The county health board’s website offers action plan goals, and this statement:
“We expect and demand they (the Legislature) use their power to save lives, or at the very least, get out of the way and give us the local control to do it ourselves. If and when the state preemption law is repealed by the Washington State Legislature, the King County Gun Safety Action Plan will immediately move to:
- Ban the sale and possession of semi-automatic, high velocity weapons
- Ban the sale and possession of high capacity ammunition magazines
- Raise the age to 21 for all firearm purchases and possession
- Establish a waiting period before taking possession of a firearm after purchase
- Require firearm safety training before taking possession of a firearm after purchase
Critics contend that this is the same “wish list” that Democrats and their gun control supports have been pushing in the Legislature in Olympia. High on that list is repeal of state preemption, which has been the law in Washington for more than 35 years. This statute has served as a model followed by other states in crafting their own preemption laws. Anti-gunners would like nothing better than to strike down the model.

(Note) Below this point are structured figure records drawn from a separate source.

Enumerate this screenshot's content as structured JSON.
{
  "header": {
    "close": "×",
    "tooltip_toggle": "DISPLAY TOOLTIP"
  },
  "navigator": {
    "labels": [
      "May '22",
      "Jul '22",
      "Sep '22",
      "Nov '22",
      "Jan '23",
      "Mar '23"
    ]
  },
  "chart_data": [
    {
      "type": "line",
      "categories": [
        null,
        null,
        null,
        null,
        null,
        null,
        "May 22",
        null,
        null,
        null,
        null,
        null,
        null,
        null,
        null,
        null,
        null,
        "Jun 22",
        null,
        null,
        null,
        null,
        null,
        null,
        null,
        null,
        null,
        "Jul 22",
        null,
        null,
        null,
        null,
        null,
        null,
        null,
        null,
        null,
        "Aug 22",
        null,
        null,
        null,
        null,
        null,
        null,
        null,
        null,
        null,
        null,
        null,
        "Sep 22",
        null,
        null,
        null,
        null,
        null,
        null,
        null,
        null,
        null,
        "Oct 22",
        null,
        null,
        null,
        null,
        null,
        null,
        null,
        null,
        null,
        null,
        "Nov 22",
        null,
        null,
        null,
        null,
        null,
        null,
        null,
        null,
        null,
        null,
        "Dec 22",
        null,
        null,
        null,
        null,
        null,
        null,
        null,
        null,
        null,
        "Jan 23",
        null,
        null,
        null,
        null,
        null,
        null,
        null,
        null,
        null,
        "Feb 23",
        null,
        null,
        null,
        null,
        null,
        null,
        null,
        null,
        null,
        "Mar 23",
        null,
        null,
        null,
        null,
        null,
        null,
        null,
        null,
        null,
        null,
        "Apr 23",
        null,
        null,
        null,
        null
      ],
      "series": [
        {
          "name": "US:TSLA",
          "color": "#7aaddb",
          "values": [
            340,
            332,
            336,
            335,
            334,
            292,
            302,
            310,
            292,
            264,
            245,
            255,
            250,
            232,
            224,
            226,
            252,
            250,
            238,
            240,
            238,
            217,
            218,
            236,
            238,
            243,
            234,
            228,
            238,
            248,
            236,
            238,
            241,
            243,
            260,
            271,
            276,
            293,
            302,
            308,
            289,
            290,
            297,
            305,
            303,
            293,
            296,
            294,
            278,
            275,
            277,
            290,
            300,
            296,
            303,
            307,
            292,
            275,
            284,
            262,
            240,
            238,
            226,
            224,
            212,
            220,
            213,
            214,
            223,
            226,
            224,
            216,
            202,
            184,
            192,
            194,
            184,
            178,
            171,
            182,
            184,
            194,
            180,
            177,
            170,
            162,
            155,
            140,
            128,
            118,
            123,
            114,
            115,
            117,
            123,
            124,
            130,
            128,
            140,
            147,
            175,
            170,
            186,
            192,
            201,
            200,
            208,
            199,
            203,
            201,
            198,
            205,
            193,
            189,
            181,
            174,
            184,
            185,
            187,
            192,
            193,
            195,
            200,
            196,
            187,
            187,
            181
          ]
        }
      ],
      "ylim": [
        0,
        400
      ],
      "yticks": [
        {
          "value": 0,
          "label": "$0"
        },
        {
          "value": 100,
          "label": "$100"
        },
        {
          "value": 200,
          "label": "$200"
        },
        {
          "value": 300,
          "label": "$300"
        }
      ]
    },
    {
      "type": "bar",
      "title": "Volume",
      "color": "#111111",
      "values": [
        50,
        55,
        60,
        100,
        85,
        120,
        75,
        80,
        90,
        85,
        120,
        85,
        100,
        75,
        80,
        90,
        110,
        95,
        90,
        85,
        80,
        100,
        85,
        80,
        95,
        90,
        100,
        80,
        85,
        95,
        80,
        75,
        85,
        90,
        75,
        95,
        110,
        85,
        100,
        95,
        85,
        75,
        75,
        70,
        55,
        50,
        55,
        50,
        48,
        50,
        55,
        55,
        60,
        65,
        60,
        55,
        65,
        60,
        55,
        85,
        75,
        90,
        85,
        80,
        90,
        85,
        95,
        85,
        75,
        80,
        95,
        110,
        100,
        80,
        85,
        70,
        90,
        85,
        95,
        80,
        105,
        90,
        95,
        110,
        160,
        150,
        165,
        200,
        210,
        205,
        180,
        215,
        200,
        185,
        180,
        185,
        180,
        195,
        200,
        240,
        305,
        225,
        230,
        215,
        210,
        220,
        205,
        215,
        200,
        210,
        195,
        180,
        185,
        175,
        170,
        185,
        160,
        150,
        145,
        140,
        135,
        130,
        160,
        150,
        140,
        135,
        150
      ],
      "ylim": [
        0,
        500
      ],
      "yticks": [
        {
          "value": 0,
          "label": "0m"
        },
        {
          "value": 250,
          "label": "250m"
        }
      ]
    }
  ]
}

There is no small irony in all of this. Gottlieb, in a conversation with Ammoland, noted that Doctors for Responsible Gun Ownership (DRGO) – founded some years ago by pro-gun physicians – is now under the SAF umbrella and is an important project. One of DRGO’s main interests is what it calls “boundary violations,” when doctors begin asking patients about firearms in their homes. This happens all over the country.
Gottlieb personally has become a leader in a suicide prevention effort in Washington State. Working with the Forefront program at the University of Washington, he has brought together gun safety experts including retailers and range operators, to work with pharmacists and others to reduce suicides in Washington State.